The above is an extreme example of users manipulating social media platforms. It does, however, underline the importance of rethinking current Internet-based business models and how they are maintained. If finding information related to a federal election can be exploited this severely, imagine how simple it would be to orchestrate such memetic warfare for the journalists attempting to cover the story?

The Internet is slipping further and further away from the rich, encyclopedic vision of free knowledge for everyone every day.

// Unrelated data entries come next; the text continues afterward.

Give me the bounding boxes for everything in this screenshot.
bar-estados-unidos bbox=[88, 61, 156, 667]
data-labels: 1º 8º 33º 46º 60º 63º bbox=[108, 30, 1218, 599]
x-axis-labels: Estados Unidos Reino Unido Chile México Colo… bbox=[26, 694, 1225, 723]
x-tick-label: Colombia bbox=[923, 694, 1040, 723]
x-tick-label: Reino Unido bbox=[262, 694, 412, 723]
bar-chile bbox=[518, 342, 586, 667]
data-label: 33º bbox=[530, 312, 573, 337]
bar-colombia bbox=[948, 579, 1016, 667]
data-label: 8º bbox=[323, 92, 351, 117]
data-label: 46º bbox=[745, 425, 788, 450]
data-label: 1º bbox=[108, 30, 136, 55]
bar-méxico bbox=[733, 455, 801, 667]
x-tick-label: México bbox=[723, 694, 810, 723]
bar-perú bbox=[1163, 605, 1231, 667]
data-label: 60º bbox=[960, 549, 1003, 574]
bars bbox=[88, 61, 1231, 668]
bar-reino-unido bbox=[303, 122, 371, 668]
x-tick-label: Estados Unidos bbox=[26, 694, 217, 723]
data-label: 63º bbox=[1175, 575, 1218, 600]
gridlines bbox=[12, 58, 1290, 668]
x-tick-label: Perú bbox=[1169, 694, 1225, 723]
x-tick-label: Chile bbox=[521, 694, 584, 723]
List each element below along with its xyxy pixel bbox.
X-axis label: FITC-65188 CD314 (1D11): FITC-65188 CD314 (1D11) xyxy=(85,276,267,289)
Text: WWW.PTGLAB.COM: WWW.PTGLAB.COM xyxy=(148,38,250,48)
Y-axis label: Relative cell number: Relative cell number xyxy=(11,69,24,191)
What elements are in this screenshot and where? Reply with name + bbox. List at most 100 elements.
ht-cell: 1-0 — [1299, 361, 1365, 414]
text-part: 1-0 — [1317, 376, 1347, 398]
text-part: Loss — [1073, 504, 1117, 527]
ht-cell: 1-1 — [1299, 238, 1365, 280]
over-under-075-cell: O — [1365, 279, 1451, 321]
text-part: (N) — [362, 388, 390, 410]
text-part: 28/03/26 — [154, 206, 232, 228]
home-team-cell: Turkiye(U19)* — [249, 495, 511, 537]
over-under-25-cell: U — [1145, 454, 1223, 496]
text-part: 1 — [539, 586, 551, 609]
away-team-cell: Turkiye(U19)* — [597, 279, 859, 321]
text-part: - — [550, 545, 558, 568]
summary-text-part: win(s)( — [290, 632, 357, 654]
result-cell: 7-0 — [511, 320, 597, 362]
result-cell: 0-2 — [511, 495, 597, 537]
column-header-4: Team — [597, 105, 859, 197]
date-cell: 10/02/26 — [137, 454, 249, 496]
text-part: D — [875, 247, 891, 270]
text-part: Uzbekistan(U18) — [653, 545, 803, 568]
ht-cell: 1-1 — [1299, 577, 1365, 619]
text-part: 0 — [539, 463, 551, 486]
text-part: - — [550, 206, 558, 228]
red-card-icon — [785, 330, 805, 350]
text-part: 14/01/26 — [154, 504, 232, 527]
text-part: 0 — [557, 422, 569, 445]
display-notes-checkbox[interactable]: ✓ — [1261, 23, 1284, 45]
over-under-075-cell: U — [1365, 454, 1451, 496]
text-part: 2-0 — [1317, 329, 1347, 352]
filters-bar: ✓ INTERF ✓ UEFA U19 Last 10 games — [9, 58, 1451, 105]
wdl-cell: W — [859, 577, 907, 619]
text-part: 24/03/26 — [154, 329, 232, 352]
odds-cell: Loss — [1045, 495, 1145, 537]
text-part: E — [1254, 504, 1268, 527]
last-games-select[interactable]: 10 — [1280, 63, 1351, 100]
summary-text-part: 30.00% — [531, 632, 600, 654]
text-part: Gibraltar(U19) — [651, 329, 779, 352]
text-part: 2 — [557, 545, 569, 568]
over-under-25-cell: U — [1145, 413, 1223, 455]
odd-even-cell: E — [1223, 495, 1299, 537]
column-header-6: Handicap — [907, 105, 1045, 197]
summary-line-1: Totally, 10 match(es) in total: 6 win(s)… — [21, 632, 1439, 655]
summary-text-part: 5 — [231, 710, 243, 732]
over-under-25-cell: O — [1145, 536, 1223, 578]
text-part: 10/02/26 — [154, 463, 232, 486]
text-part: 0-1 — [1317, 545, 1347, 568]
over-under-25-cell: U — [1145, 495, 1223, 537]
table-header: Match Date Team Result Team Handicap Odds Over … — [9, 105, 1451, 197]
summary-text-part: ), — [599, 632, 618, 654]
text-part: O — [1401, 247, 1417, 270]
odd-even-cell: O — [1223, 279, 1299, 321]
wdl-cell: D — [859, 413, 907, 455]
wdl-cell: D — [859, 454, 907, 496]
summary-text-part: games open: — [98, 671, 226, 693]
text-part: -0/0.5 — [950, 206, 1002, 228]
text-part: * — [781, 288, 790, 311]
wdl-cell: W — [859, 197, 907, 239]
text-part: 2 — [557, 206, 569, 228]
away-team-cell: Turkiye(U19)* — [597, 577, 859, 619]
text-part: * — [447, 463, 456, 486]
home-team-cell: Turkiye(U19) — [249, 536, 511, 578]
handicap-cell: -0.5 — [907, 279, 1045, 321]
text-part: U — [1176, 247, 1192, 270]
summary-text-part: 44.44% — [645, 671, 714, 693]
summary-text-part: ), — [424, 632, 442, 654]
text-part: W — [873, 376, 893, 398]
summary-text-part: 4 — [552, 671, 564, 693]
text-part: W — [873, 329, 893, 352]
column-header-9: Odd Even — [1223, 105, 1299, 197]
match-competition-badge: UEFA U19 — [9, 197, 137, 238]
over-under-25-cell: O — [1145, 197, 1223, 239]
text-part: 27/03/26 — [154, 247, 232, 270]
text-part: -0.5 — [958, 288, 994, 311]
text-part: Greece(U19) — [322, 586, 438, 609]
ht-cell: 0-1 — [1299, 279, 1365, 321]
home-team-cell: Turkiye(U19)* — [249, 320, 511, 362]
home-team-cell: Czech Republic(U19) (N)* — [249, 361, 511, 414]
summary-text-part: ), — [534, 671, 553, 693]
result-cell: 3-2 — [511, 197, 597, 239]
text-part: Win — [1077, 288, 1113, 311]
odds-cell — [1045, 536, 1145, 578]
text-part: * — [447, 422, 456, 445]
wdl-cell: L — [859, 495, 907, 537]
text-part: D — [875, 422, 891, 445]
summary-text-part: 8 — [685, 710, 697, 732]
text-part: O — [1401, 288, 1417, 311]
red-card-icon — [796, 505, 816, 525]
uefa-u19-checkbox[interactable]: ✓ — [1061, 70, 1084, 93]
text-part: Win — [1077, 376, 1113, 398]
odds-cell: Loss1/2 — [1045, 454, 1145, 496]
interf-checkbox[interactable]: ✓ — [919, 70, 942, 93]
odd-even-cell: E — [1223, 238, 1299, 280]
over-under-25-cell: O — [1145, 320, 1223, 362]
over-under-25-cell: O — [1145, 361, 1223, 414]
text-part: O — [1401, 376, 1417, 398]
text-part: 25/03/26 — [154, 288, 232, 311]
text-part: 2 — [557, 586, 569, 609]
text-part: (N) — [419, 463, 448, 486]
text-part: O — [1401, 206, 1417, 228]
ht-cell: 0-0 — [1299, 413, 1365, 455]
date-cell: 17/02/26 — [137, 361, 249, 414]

The victims of this delusion are manyfold from political candidates, the free press, our niche collective, and startup founders attempting to make an impact. This is because what we see on the Internet is dictated by lists of information that follow algorithms vulnerable to misuse.

Whether it’s Reddit, Twitter, Tumblr, or Facebook, all of these platforms can be gamed for a very low cost. Triggering a trending topic isn’t difficult if you understand exactly how the algorithm works. Previously, we have outlined a few other examples of this issue from a marketing standpoint. There are teams of people, particularly from the blockchain space, that are attempting to rewire the current business model. Another technical solution is that of a token curated registry (TCR).

Make the Internet Great Again

When looking for a bar in a new city, you might check Yelp or some equivalent for the “Best Bars in Berlin.” The site will provide a list of select bars in different neighborhoods. The top choice is one that the community has decided is the best; they did this by giving it the most five-star rankings, adding helpful commentary, and so on. And although it appears to be a well-curated list only made possible by charitable users, the story is much more complicated.

(Source: Yelp)

Sites like Yelp are all controlled by a centralized company. This means they can block the reviews of a bar, manipulate ratings, and, insofar as it is free to use, are subject to manipulation. Alternatively, using a TCR some of these issues can be reduced while still profiting from the Wisdom of the Crowd and high-quality, objective information. Let’s imagine a tokenized version of the same list.

A group of Ethereum enthusiasts whips up a TCR and begins submitting proposals for their favorite watering holes in Berlin. Each time a user submits a bar, they place a small stake in ether to have the bar included. If no one disagrees, then everyone waits a pre-determined amount of time and the bar is included. If, however, one person disagrees, they must match the initial stake to launch a voting process. Here, all votes are made by different users staking different amounts of ether to cast their opinion.

If the majority of users decide that the bar should be included, those who voted for its exclusion lose their deposit. These lost funds are redistributed evenly to the majority. The same is true if it turns out that the majority of users don’t want to include the bar.

Although the process appears cumbersome, reducing it to a few simple steps is the task of a sleek design. The benefits, in theory, ensure that the information in the list is more legitimate as users made their bets using real monetary value. The use case for all social media platforms is immediately visible, but it’s only just the start. TCRs can be used to fund open-source development projects, arrive at better conclusions within an organization, and if a tokenized version of a subreddit becomes popular enough, curators could technically begin profiting from their work.

In a much longer piece on the subject, Simon de la Rouviere, an Ethereum developer, wrote:

“Topic-based communities can coordinate around sharing information important to them. If effective curation occurs, it attracts new participants and thus a topic-based community that curates well can collectively earn from doing so.”

Reduced to the fundamentals, TCRs, and tokenization by association, simply offer a stricter mechanism for determining what is valuable to a community. It also makes the process of manipulation much more expensive.

The genuine pursuit of the good of community, plus a high barrier to disrupt this pursuit, appears, at first glance, to be something the Internet desperately needs.